Thursday, April 26, 2007

emotional cartography

By leaving the States, by coming to France, my idea was to try to forge a new relationship with departure. Departures have traditionally devastated, while not always reconfiguring, my sense of self. Departure has therefore become a trope with which I try to narrate my own psychological ruptures. While this idea was excellently simple in theory, it is actually more messily destabilizing than I had planned. Since my arrival in Paris, I have been grasping for the appropriate words, prepositions, to be my metaphorical placeholders in this new place. How can I locate myself in the relentless drift and general idleness which is the flip side of idealizing the exilic condition? But today, instead, on a hot afternoon of teaching sun-lusty, French students, I long for clean, noun-verb-adjective type of declarative statements.

In the NYC subway, Jeremy Rotsztain installed the most amazing machine that I have ever imagined: a machine to map the mood of a public space. As he writes on his website: “We observed the movement of people through the Canal Street subway station in New York City, a "non-place" where ten subway lines (N, R, W, Q, 4, 5, 6, J, M, Z) intersect, and trains come and go in twenty different directions. This station welcomes people from all areas of NYC: people come and go from Queens, Brooklyn, uptown and downtown. They enter and exit the station from Chinatown…Our installation is constructed throughout the space: it has kiosks on all of the twenty platforms and in the long empty hallway that goes between two of the trains. At each of the kiosks, commuters will be able to leave their mark on the station by pressing one of four buttons indicating their mood (in a rush, in love, happy, lost).” I am wishing that today I could find such an installation in the Paris subway - a machine that could provide me with my precise emotional cartography: I am hot, I am lost, I am in love...

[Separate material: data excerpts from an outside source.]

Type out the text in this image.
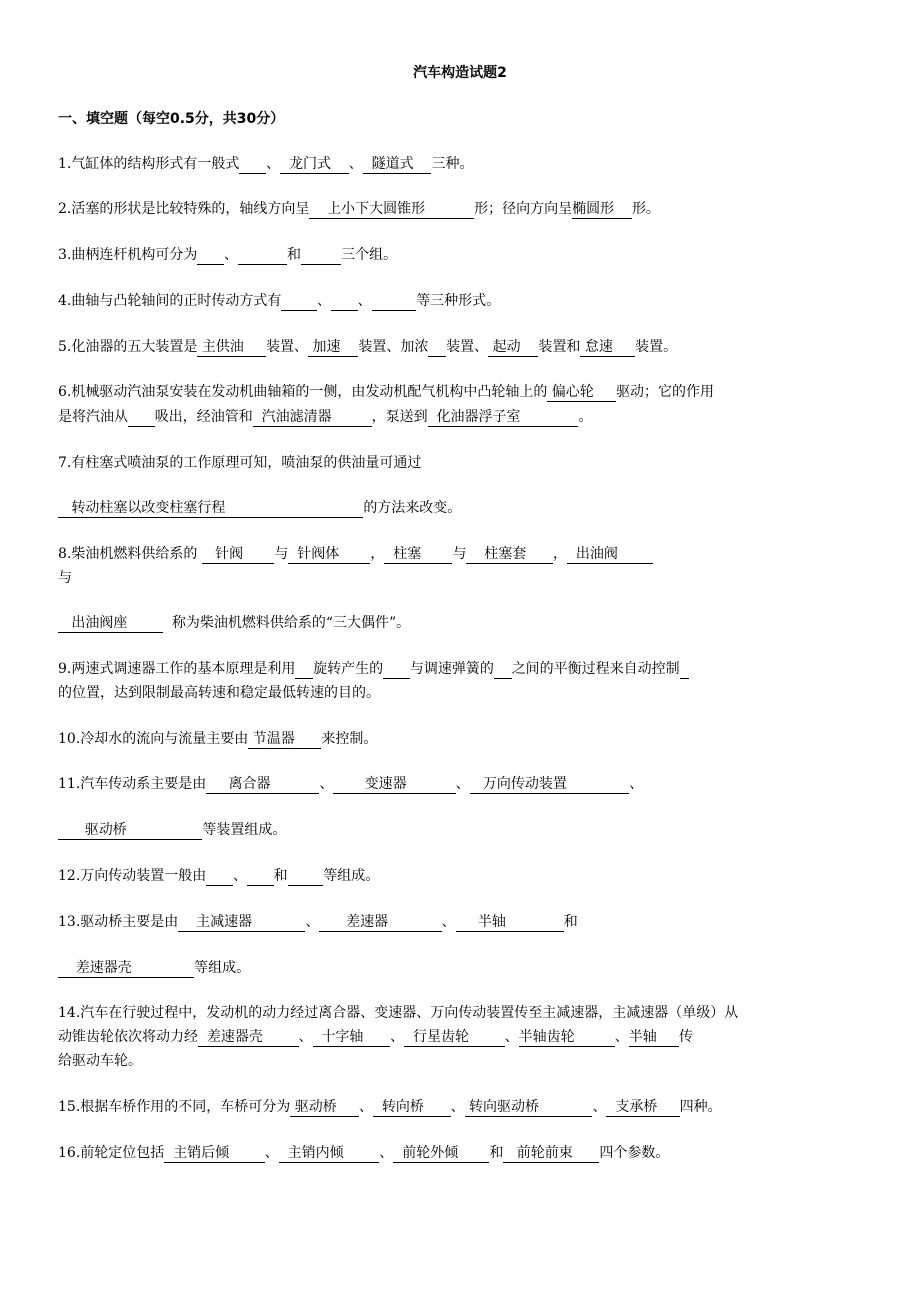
汽车构造试题2
一、填空题（每空0.5分，共30分）
1.气缸体的结构形式有一般式 、  龙门式    、  隧道式    三种。
2.活塞的形状是比较特殊的，轴线方向呈    上小下大圆锥形           形；径向方向呈椭圆形    形。
3.曲柄连杆机构可分为 、	和	三个组。
4.曲轴与凸轮轴间的正时传动方式有	、 、	等三种形式。
5.化油器的五大装置是 主供油     装置、 加速    装置、加浓 装置、 起动    装置和 怠速     装置。
6.机械驱动汽油泵安装在发动机曲轴箱的一侧，由发动机配气机构中凸轮轴上的 偏心轮     驱动；它的作用
是将汽油从 吸出，经油管和  汽油滤清器         ，泵送到  化油器浮子室             。
7.有柱塞式喷油泵的工作原理可知，喷油泵的供油量可通过
转动柱塞以改变柱塞行程                               的方法来改变。
8.柴油机燃料供给系的    针阀       与  针阀体       ，  柱塞       与    柱塞套      ，  出油阀
与
出油阀座          称为柴油机燃料供给系的“三大偶件”。
9.两速式调速器工作的基本原理是利用 旋转产生的 与调速弹簧的 之间的平衡过程来自动控制
的位置，达到限制最高转速和稳定最低转速的目的。
10.冷却水的流向与流量主要由 节温器      来控制。
11.汽车传动系主要是由     离合器           、       变速器           、   万向传动装置              、
驱动桥                 等装置组成。
12.万向传动装置一般由 、 和	等组成。
13.驱动桥主要是由    主减速器            、      差速器            、     半轴             和
差速器壳              等组成。
14.汽车在行驶过程中，发动机的动力经过离合器、变速器、万向传动装置传至主减速器，主减速器（单级）从
动锥齿轮依次将动力经  差速器壳        、  十字轴      、  行星齿轮        、半轴齿轮         、半轴     传
给驱动车轮。
15.根据车桥作用的不同，车桥可分为 驱动桥     、  转向桥      、 转向驱动桥            、  支承桥     四种。
16.前轮定位包括  主销后倾        、  主销内倾        、  前轮外倾       和   前轮前束      四个参数。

But I know with a fatalism which I am quickly internalizing from the French, that this Parisian subway - a system which operates within the French cultural logic of interminable uncertainty and excessive laxity - will never welcome an Emotional Cartography machine. The paperwork for its installation will be burned in the bonfires of the latest riots. Instead, I am going to have to continue hunting for that perfect preposition which allows for a constant shuttling between, and encapsulating of, the feelings of belonging inside, outside and nowhere.

4 comments:

Anonymous said...

i am in a rush, i am in love

Anonymous said...

we feel fine

Marie-Helene Carleton said...

i am moving through space. how do i feel at every point, when those points aren't fixed? i hope to find out.

ilene said...

very interesting entry.. i'll have to ruminate over it a bit. I'm back in the states now and so once again have time to do things like read blogs! hooray. i finally reciprocated and added a link to your writings.